POZNAŃ-CENTRUM: Policja szuka autora nagrania, a także osób udostępniających wstrząsający filmik zrobiony po zabójstwie w jednej z przyhotelowych restauracji przy ul. Św. Marcin w Poznaniu. Nie żyją 2 osoby. Są nowe ustalenia w tej sprawie.
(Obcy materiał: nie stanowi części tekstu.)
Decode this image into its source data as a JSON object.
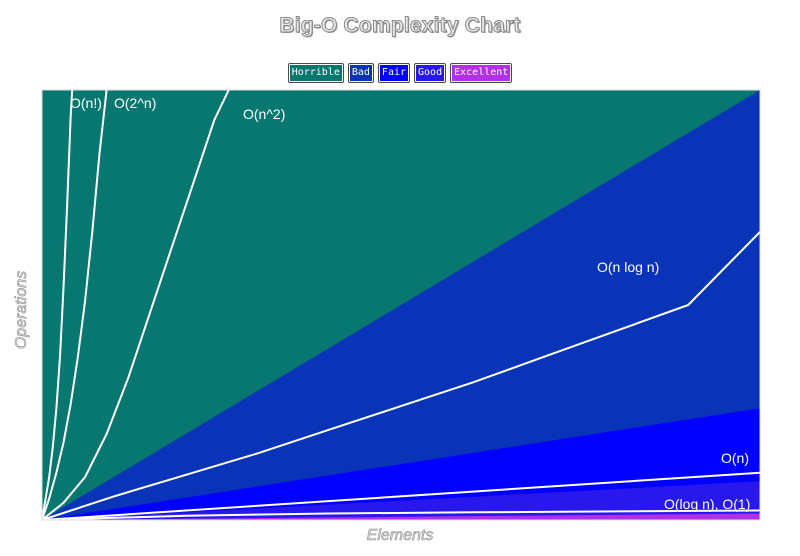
{
  "chart_data": {
    "type": "area",
    "title": "Big-O Complexity Chart",
    "xlabel": "Elements",
    "ylabel": "Operations",
    "xlim": [
      0,
      100
    ],
    "ylim": [
      0,
      100
    ],
    "legend_position": "top-center",
    "regions": [
      {
        "name": "Horrible",
        "color": "#077770",
        "boundary_top": 100
      },
      {
        "name": "Bad",
        "color": "#0934b8",
        "boundary_top": 100
      },
      {
        "name": "Fair",
        "color": "#0000ff",
        "boundary_top": 26
      },
      {
        "name": "Good",
        "color": "#2818ee",
        "boundary_top": 9
      },
      {
        "name": "Excellent",
        "color": "#b22fe8",
        "boundary_top": 1.5
      }
    ],
    "series": [
      {
        "name": "O(n!)",
        "x": [
          0,
          0.5,
          1,
          1.5,
          2,
          2.5,
          3,
          3.5,
          4,
          4.2
        ],
        "y": [
          0,
          5,
          10,
          17,
          26,
          38,
          54,
          73,
          94,
          100
        ]
      },
      {
        "name": "O(2^n)",
        "x": [
          0,
          1,
          2,
          3,
          4,
          5,
          6,
          7,
          8,
          9
        ],
        "y": [
          0,
          5,
          11,
          18,
          27,
          38,
          51,
          67,
          85,
          100
        ]
      },
      {
        "name": "O(n^2)",
        "x": [
          0,
          3,
          6,
          9,
          12,
          15,
          18,
          21,
          24,
          26
        ],
        "y": [
          0,
          4,
          10,
          20,
          33,
          48,
          63,
          78,
          93,
          100
        ]
      },
      {
        "name": "O(n log n)",
        "x": [
          0,
          10,
          20,
          30,
          40,
          50,
          60,
          70,
          80,
          90,
          100
        ],
        "y": [
          0,
          5.5,
          10.5,
          15.5,
          21,
          26.5,
          32,
          38,
          44,
          50,
          67
        ]
      },
      {
        "name": "O(n)",
        "x": [
          0,
          100
        ],
        "y": [
          0,
          11
        ]
      },
      {
        "name": "O(log n), O(1)",
        "x": [
          0,
          20,
          40,
          60,
          80,
          100
        ],
        "y": [
          0,
          1,
          1.5,
          1.8,
          2,
          2.2
        ]
      }
    ]
  },
  "legend": [
    "Horrible",
    "Bad",
    "Fair",
    "Good",
    "Excellent"
  ],
  "curve_labels": [
    "O(n!)",
    "O(2^n)",
    "O(n^2)",
    "O(n log n)",
    "O(n)",
    "O(log n), O(1)"
  ]
}
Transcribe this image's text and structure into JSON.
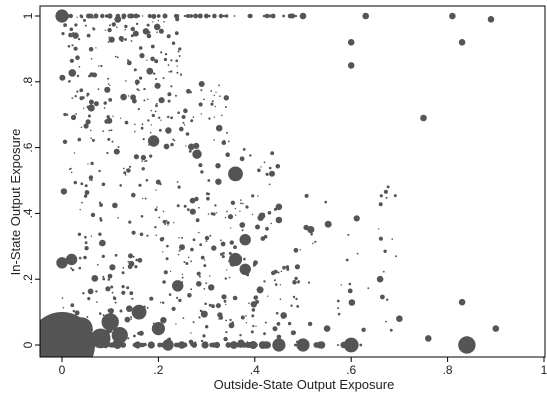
{
  "chart_data": {
    "type": "scatter",
    "title": "",
    "xlabel": "Outside-State Output Exposure",
    "ylabel": "In-State Output Exposure",
    "xlim": [
      0,
      1
    ],
    "ylim": [
      0,
      1
    ],
    "xticks": [
      {
        "value": 0,
        "label": "0"
      },
      {
        "value": 0.2,
        "label": ".2"
      },
      {
        "value": 0.4,
        "label": ".4"
      },
      {
        "value": 0.6,
        "label": ".6"
      },
      {
        "value": 0.8,
        "label": ".8"
      },
      {
        "value": 1,
        "label": "1"
      }
    ],
    "yticks": [
      {
        "value": 0,
        "label": "0"
      },
      {
        "value": 0.2,
        "label": ".2"
      },
      {
        "value": 0.4,
        "label": ".4"
      },
      {
        "value": 0.6,
        "label": ".6"
      },
      {
        "value": 0.8,
        "label": ".8"
      },
      {
        "value": 1,
        "label": "1"
      }
    ],
    "grid": false,
    "marker_color": "#555555",
    "size_encoding": "marker area proportional to weight",
    "highlighted_points": [
      {
        "x": 0.0,
        "y": 0.0,
        "weight": 100
      },
      {
        "x": 0.0,
        "y": 1.0,
        "weight": 4
      },
      {
        "x": 0.0,
        "y": 0.25,
        "weight": 3
      },
      {
        "x": 0.02,
        "y": 0.26,
        "weight": 3
      },
      {
        "x": 0.04,
        "y": 0.05,
        "weight": 12
      },
      {
        "x": 0.08,
        "y": 0.02,
        "weight": 9
      },
      {
        "x": 0.1,
        "y": 0.07,
        "weight": 7
      },
      {
        "x": 0.12,
        "y": 0.03,
        "weight": 6
      },
      {
        "x": 0.16,
        "y": 0.1,
        "weight": 5
      },
      {
        "x": 0.19,
        "y": 0.62,
        "weight": 3
      },
      {
        "x": 0.2,
        "y": 0.05,
        "weight": 4
      },
      {
        "x": 0.22,
        "y": 0.0,
        "weight": 3
      },
      {
        "x": 0.24,
        "y": 0.18,
        "weight": 3
      },
      {
        "x": 0.28,
        "y": 0.58,
        "weight": 2
      },
      {
        "x": 0.36,
        "y": 0.52,
        "weight": 5
      },
      {
        "x": 0.36,
        "y": 0.26,
        "weight": 4
      },
      {
        "x": 0.38,
        "y": 0.23,
        "weight": 3
      },
      {
        "x": 0.38,
        "y": 0.32,
        "weight": 3
      },
      {
        "x": 0.45,
        "y": 0.0,
        "weight": 4
      },
      {
        "x": 0.5,
        "y": 0.0,
        "weight": 4
      },
      {
        "x": 0.6,
        "y": 0.0,
        "weight": 5
      },
      {
        "x": 0.84,
        "y": 0.0,
        "weight": 7
      },
      {
        "x": 0.6,
        "y": 0.92,
        "weight": 1
      },
      {
        "x": 0.6,
        "y": 0.85,
        "weight": 1
      },
      {
        "x": 0.5,
        "y": 1.0,
        "weight": 1
      },
      {
        "x": 0.63,
        "y": 1.0,
        "weight": 1
      },
      {
        "x": 0.81,
        "y": 1.0,
        "weight": 1
      },
      {
        "x": 0.83,
        "y": 0.92,
        "weight": 1
      },
      {
        "x": 0.89,
        "y": 0.99,
        "weight": 1
      },
      {
        "x": 0.45,
        "y": 0.42,
        "weight": 1
      },
      {
        "x": 0.45,
        "y": 0.38,
        "weight": 1
      },
      {
        "x": 0.46,
        "y": 0.09,
        "weight": 1
      },
      {
        "x": 0.55,
        "y": 0.05,
        "weight": 1
      },
      {
        "x": 0.66,
        "y": 0.2,
        "weight": 1
      },
      {
        "x": 0.7,
        "y": 0.08,
        "weight": 1
      },
      {
        "x": 0.75,
        "y": 0.69,
        "weight": 1
      },
      {
        "x": 0.76,
        "y": 0.02,
        "weight": 1
      },
      {
        "x": 0.83,
        "y": 0.13,
        "weight": 1
      },
      {
        "x": 0.9,
        "y": 0.05,
        "weight": 1
      }
    ],
    "dense_background": {
      "description_free": true,
      "regions": [
        {
          "x_range": [
            0,
            0.5
          ],
          "y_range": [
            0,
            0.3
          ],
          "density": 0.9
        },
        {
          "x_range": [
            0,
            0.45
          ],
          "y_range": [
            0.3,
            0.6
          ],
          "density": 0.6
        },
        {
          "x_range": [
            0,
            0.35
          ],
          "y_range": [
            0.6,
            0.8
          ],
          "density": 0.5
        },
        {
          "x_range": [
            0,
            0.25
          ],
          "y_range": [
            0.8,
            1.0
          ],
          "density": 0.4
        },
        {
          "x_range": [
            0.5,
            0.7
          ],
          "y_range": [
            0,
            0.5
          ],
          "density": 0.15
        }
      ]
    }
  }
}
Do tragedii doszło 16 lipca około godz. 17.00. W jednym z ogródków gastronomicznych padły strzały. Nie żyją dwie osoby. Zmarli to mężczyźni w wieku 30 i 31 lat.
Wstrząsające wydarzenia w ogródku przyhotelowej restauracji nagrał jeden z internautów, a nagranie trafiło do sieci i szybko stało się viralem.
Na przerażającym nagraniu widać leżącego na ziemi mężczyznę, który został postrzelony chwilę wcześniej przez napastnika. Widać i słychać też kobietę, która rozpaczliwie wzywała „pomocy”, następnie kucała nad leżącym mężczyzną i wstawała. W pewnym momencie odepchnęła też zabójcę, który wciąż trzymał pistolet w dłoni. Krzyczała do niego. Jej zachowanie może wskazywać, że prawdopodobnie zna mężczyznę z bronią.
W pewnym momencie zabójca ponownie wycelował do leżącego człowieka i oddał kolejny strzał. Nie wiadomo, czy przed tym strzałem leżący jeszcze żył. Po chwili napastnik stojący przy kobiecie przyłożył sobie broń do głowy i oddał strzał. Upadł na chodnik. Zmarł.
Gazeta Wyborcza poinformowała, że policja próbuje ustalić autora dramatycznego nagrania. Szuka też osób, które filmik udostępniają.
Według nieoficjalnych informacji – jak ma wynikać z relacji świadków – motywem zabójstwa mogła być zazdrość o kobietę.
Ofiara
- Pozytywny i pełen energii chłopak, świeżo upieczony narzeczony, aktywny NSowicz. Miał przed sobą całe życie. Ciężko napisać coś sensownego na temat tej tragedii, bo ta śmierć nie ma sensu. Został zamordowany za to, że po prostu się zakochał. Prosimy, nie wierzcie w medialne informacje o jakimś byciu kochankiem. To wszystko bujdy, działamy już nad tym, by media sprostowały te brednie – napisano na Facebook’u Stowarzyszenia Niskie składki.
Z informacji, do których dotarł epoznan.pl wynika, że sprawca był pracownikiem Wielkopolskiego Urzędu Wojewódzkiego. Sprawca ukończył prawo na Uniwersytecie im. Adama Mickiewicza. W przeszłości angażował się politycznie – w 2015 startował w wyborach na liście KORWiNA, uzyskując poniżej 200 głosów. Pracował też w przynajmniej jednej komisji wyborczej z ramienia KORWiN.
Z nieoficjalnych ustaleń dziennikarzy radia RMF FM wynika z kolei, że mężczyzna broń posiadał legalnie i miał na nią pozwolenie. Powodem zabójstwa miała być zazdrość wynikająca z zaręczyn kobiety i ofiary. Do zaręczyn doszło tydzień temu. A ofiara wraz z narzeczoną przyjechała z Łodzi do Poznania, aby zwiedzić stolicę Wielkopolski.